Walker stuns Schwarber, becomes Cardinals' first Derby champ

3:25 AM UTC

PHILADELPHIA -- As guest PA announcer Michael Buffer introduced him for the finals of the Home Run Derby on Monday, couldn’t help but grin. Buffer had barely gotten through the beginning of his script when the Citizens Bank Park crowd started booing. Barely a soul in Philadelphia wanted Walker to win. Through no fault of his own, he had become the villain.

Here’s the thing though: sometimes villains win. So it was with Walker, who overcame a cavalcade of boos to upend Kyle Schwarber, the overwhelming fan favorite, 12-11 in the finals.

“I was once told you don’t boo nobody,” Walker said in an on-field interview as he was presented with his trophy. “So it feels pretty good.”

After Schwarber clubbed 11 homers to send the crowd into a frenzy, Walker found himself sitting on eight with one swing left in the finals. Batters who end on a homer are allowed unlimited swings after that until a ball doesn’t go over the fence, and Walker took full advantage, hitting four in a row to upend Schwarber.

In doing so, he became the first Cardinals player to win the Derby.

For Walker, the entire Derby was a showcase of the revamped swing that made him an All-Star. The first hack Walker took in the Home Run Derby on Monday produced a 461-foot shot over the Liscio’s Bakery sign to the second deck in left. The sixth homer he hit landed even farther away, a Statcast-projected 470 feet.

Outside of Junior Caminero, who is an outlier in several ways, no one in Major League Baseball has produced a higher bat speed this season than Walker. It is a swing built for the Home Run Derby. And the Home Run Derby was built for a place like Citizens Bank Park, which annually rates among the easiest stadiums in the league to go yard.

“Philly flies a little better than St. Louis,” as Walker put it.

To prove it, Walker dominated the first round of the Derby, hitting 10 homers on his first 13 swings and 13 total, before hitting six more in the second round to dispatch Caminero in a head-to-head matchup, knocking Caminero out on a walk-off to end the round early and conserve his energy. Wearing a backwards cap to evoke a right-handed Ken Griffey Jr., with his father high-fiving fans around him in the stands, Walker then took on Schwarber in the finals.

“He was awesome today,” his dad, Derek Walker, said afterward. “I just loved everything about it. Just his attitude, his approach, the smoothness of his swing – looked like his dad. But I thought, yeah, he just did a great job. We’re just so proud of him. He’s just -- really, we’re proud.”

Before Walker, the highest finishing Cardinals player in a Derby was Albert Pujols, who lost to Garret Anderson in the finals of the 2003 event.

Before this season, Walker struggled for three years to find his footing at the highest level, following up a promising rookie campaign in 2023 with disappointing summers the next two years.

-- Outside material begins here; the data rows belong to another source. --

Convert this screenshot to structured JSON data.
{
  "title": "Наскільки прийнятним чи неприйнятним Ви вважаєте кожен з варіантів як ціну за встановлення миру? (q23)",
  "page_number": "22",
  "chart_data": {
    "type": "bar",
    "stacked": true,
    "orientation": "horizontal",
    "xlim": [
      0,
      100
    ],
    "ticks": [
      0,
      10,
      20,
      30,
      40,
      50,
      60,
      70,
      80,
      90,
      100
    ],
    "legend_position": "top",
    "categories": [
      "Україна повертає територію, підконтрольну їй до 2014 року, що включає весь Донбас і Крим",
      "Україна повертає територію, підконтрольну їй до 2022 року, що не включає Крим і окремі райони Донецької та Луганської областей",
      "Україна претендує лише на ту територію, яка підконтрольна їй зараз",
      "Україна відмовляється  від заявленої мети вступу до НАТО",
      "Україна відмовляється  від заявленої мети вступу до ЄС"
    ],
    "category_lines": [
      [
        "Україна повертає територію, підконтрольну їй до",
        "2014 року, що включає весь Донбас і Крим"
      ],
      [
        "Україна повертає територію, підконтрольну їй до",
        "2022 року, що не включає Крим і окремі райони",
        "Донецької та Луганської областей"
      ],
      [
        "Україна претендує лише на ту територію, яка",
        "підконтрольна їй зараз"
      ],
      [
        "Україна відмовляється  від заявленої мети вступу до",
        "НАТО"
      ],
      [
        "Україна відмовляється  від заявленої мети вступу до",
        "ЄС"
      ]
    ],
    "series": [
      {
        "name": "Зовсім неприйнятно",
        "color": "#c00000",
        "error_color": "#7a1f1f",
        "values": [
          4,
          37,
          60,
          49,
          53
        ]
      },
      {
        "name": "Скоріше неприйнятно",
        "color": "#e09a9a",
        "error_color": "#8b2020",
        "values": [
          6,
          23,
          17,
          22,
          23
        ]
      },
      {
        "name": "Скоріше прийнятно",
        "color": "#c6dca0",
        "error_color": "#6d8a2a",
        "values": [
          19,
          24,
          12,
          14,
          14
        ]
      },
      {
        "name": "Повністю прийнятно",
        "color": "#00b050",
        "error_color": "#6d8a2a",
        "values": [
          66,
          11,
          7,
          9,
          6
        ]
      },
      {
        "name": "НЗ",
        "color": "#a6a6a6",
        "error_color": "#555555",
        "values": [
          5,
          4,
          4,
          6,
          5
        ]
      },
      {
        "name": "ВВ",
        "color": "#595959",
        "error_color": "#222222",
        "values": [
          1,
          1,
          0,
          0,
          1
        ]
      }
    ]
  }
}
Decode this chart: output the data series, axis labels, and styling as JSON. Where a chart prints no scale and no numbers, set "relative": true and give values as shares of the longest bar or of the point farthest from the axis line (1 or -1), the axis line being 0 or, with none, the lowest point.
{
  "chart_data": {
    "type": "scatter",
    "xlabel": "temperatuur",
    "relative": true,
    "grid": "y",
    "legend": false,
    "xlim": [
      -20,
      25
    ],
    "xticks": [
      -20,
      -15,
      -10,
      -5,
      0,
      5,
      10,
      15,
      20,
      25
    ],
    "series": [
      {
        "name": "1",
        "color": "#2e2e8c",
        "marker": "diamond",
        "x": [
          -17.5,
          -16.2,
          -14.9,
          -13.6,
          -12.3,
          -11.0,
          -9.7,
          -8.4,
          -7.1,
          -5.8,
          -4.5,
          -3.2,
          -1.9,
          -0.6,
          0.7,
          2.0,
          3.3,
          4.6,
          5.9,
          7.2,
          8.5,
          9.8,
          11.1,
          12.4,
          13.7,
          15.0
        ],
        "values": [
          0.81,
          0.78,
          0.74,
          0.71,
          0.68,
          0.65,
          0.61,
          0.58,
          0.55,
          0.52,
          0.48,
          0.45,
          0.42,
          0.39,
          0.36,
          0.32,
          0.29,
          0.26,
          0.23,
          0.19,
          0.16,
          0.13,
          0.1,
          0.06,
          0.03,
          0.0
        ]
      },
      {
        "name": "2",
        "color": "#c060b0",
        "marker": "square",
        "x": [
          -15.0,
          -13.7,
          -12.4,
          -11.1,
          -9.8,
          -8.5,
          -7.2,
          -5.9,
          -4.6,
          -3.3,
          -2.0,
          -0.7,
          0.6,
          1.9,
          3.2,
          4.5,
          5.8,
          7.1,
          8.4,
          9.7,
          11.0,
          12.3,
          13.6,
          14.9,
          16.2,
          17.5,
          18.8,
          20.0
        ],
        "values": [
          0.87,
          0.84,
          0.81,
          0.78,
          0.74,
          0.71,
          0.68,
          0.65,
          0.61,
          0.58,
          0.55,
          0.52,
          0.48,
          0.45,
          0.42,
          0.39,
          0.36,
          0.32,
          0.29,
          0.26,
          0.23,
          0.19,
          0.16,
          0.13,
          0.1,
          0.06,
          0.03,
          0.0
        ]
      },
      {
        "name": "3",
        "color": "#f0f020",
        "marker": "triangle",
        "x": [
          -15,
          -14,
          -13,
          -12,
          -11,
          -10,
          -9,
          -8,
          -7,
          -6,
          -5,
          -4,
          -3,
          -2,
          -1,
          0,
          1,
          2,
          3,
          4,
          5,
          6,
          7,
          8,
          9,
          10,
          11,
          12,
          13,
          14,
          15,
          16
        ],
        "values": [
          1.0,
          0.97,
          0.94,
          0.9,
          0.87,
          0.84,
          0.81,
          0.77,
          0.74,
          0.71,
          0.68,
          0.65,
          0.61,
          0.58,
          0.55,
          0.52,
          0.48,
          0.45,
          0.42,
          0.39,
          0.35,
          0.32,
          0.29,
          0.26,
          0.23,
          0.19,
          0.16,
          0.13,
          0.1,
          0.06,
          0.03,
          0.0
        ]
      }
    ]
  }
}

In 2024-25 combined, Walker hit just 11 homers. He spent a significant chunk of 2024 in the Minors, looking to unlock more power in his swing. The next year, a pair of injuries further inhibited Walker from establishing himself.

Then came this year. Entering Spring Training, Walker worked with the Cardinals’ hitting team on simplifying his swing. Rather than focus on minute mechanical adjustments, the former top prospect fell back into old habits, with a swing capable of regularly pulling the ball in the air. Over his first 16 games of the season, Walker hit eight home runs, finally unlocking the power he and the Cardinals knew was inside him. He finished with 22 before the break to earn an invitation to his first career Derby.

“I felt better than I ever have, in all honesty,” Walker said. “I’m like, ‘What is this? What’s the blueprint for this? We need to just see what this looks like and try to replicate it. Instead of doing all these different swing dives and everything like that, I think we’ve just got to keep it simple, keep it athletic.' And then it really kind of took off from there.”